= Michael Wilkes (academic) =

British academic

Francis Michael Wilkes (1941–2015) was a British academic, former Lord Mayor of Birmingham, and former Chancellor of Birmingham City University.

== Background ==

Michael Wilkes was born in Brettell Lane, Amblecote, Stourbridge, in 1941.

Wilkes was educated at St Philip's Grammar School in Birmingham. He graduated from the University of Birmingham with the degrees of BSocSc and PhD.

Wilkes has been an Emeritus Professor of Birmingham University since 2002. He was Professor of business investment and management at Birmingham University from 1991 to 2002. He was formerly lecturer and then senior lecturer at Birmingham University.
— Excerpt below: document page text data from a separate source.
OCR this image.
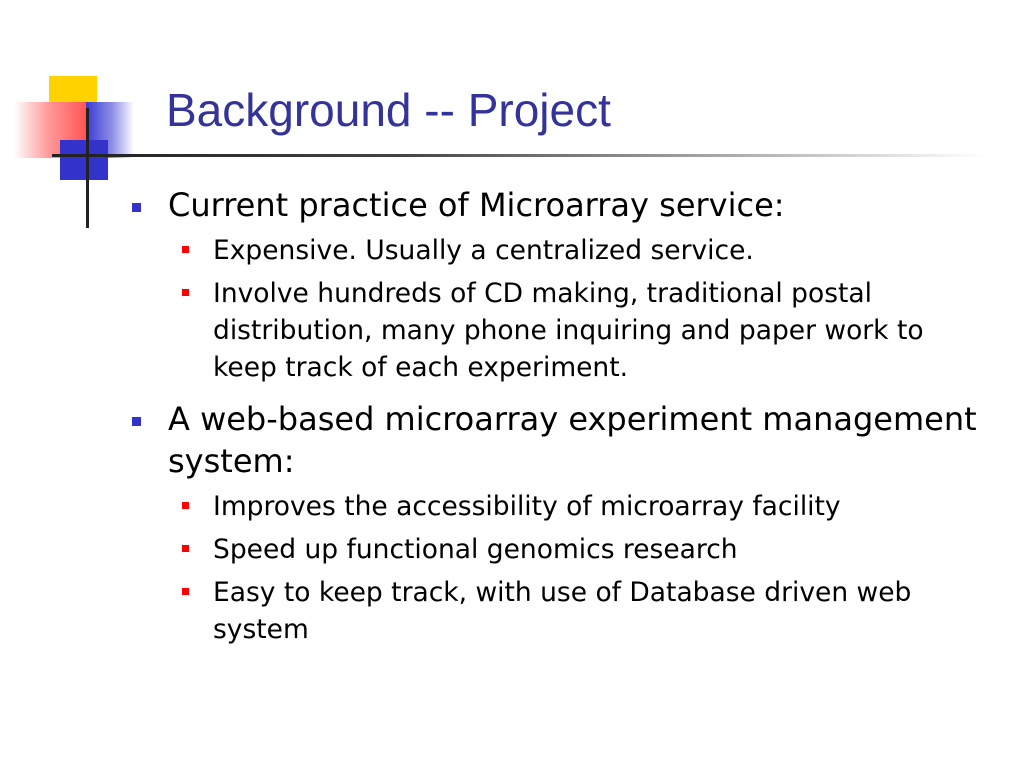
Background -- Project
Current practice of Microarray service:
Expensive. Usually a centralized service.
Involve hundreds of CD making, traditional postal distribution, many phone inquiring and paper work to keep track of each experiment.
A web-based microarray experiment management system:
Improves the accessibility of microarray facility
Speed up functional genomics research
Easy to keep track, with use of Database driven web system
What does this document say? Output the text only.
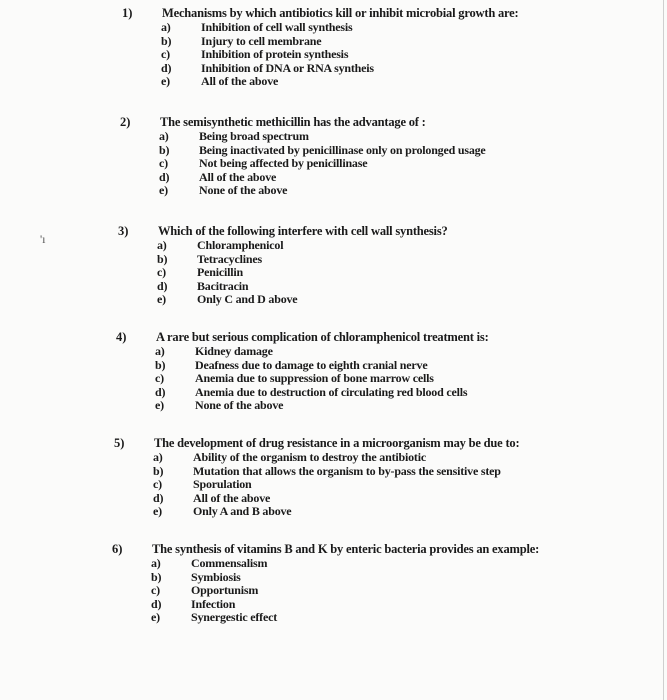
'ı
1) Mechanisms by which antibiotics kill or inhibit microbial growth are:
a)	Inhibition of cell wall synthesis
b) Injury to cell membrane
c)	Inhibition of protein synthesis
d) Inhibition of DNA or RNA syntheis
e)	All of the above
2) The semisynthetic methicillin has the advantage of :
a)	Being broad spectrum
b) Being inactivated by penicillinase only on prolonged usage
c)	Not being affected by penicillinase
d) All of the above
e)	None of the above
3) Which of the following interfere with cell wall synthesis?
a)	Chloramphenicol
b) Tetracyclines
c)	Penicillin
d) Bacitracin
e)	Only C and D above
4) A rare but serious complication of chloramphenicol treatment is:
a)	Kidney damage
b) Deafness due to damage to eighth cranial nerve
c)	Anemia due to suppression of bone marrow cells
d) Anemia due to destruction of circulating red blood cells
e)	None of the above
5) The development of drug resistance in a microorganism may be due to:
a)	Ability of the organism to destroy the antibiotic
b) Mutation that allows the organism to by-pass the sensitive step
c)	Sporulation
d) All of the above
e)	Only A and B above
6) The synthesis of vitamins B and K by enteric bacteria provides an example:
a)	Commensalism
b) Symbiosis
c)	Opportunism
d) Infection
e)	Synergestic effect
Wilkes had secondments to Aston University and to Northwestern University in the USA.

He was Chancellor of Birmingham City University from 2009 to 2010. Wilkes was Lord Mayor of Birmingham from 2009 to 2010.

Wilkes was a leading expert on Lord of the Rings, Chairman of the Birmingham Tolkien Group, member of the Tolkien Society and a founding member of Birmingham's Middle Earth Weekend.

He was a vice chair of the Lunar Society.

== Politics ==
He was a Liberal Democrat member of Birmingham City Council from 1984 to 1992 and from 2000 to 2012, when he retired and became an honorary alderman.

He was a member of the Fulbright Scholars' Association.

== Death ==
On 17 April 2015, Wilkes died at St. Mary's Hospice from cancer, age 73.